Quand le Christ annonce qu’il est venu accomplir la loi, il fait suivre son propos par cette phrase qui semble sibylline mais qui est en fait fort claire : « Je suis venu proclamer une année de grâce du Seigneur. » Il reprend une phrase du prophète Isaïe qui faisait lui- même référence à ce texte mentionné plus haut. Cette année est celle du Jubilée. Il ne s’agit pas de ce rituel ridicule où l’on voit un potentat impotent et papal ouvrir une porte fermée dans une immonde église. Il s’agit d’une année spécifique qui clôt un cycle de vie.

Il importe maintenant de citer ce texte . Il a été écrit pour une société agraire. Il organise la vie de la communauté autour d’un cycle de base de sept ans et d’un cycle global de 49 ans. La [1]. première donnée de base est celle-ci : la terre n’appartient pas aux individus mais à Dieu. Elle ne peut pas être vendue avec perte de tout droit. Les terres ont été distribuées au départ. Comme si chacun avait ce dont il avait besoin.

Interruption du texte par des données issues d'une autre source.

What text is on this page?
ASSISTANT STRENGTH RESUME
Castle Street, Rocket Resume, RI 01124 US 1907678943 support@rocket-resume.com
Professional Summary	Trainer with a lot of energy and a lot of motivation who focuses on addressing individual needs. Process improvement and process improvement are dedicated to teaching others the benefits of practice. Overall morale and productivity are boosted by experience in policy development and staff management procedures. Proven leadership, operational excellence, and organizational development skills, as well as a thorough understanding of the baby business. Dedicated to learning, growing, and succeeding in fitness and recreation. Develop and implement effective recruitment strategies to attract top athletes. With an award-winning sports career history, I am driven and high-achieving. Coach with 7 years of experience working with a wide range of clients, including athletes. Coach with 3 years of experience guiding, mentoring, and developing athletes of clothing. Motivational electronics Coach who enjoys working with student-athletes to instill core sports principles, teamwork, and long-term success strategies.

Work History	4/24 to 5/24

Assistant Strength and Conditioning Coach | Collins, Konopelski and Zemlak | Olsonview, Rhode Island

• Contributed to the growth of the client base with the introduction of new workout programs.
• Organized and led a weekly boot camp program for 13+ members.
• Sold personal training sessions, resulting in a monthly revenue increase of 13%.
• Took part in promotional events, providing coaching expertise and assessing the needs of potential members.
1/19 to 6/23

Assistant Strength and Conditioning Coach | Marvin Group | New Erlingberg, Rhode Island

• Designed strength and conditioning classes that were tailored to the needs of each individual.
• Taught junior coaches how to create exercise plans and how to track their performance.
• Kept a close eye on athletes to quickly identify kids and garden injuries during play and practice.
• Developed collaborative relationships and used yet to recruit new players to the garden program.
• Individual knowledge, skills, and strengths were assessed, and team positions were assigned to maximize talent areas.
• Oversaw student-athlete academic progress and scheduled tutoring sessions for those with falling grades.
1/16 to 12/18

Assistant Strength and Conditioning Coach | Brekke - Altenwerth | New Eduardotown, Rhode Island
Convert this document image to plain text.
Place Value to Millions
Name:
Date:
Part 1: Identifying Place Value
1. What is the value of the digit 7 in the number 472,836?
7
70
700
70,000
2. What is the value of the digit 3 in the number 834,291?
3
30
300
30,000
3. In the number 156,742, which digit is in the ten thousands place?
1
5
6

Premières mesures imposées, tous les sept ans la terre est mise en repos et la même année toutes les dettes sont abolies. Quand il y avait un esclave, il ne pouvait l’être plus de sept ans. Ces mesures étaient couronnées par cette dernière : après 49 ans, lors du Jubilée les terres revenaient à leur propriétaire original. Ce type d’organisation rendait impossible toute accumulation de capital. On saisit tout de suite que ce système ne pouvait qu’être rejeté, et il le fut, et que son retour ne pouvait être qu’un danger pour les classes dominantes. Dans la théologie juive, la Mishna et le Talmud justifièrent l’abandon de ce système après le retour de l’Exil [2] en plaidant l’archaïsme de cette réglementation. Après s’être ainsi inscrit dans l’histoire de son peuple, Jésus livre sa pensée politique dans une prédication, qui prit le nom de « Sermon sur la montagne ».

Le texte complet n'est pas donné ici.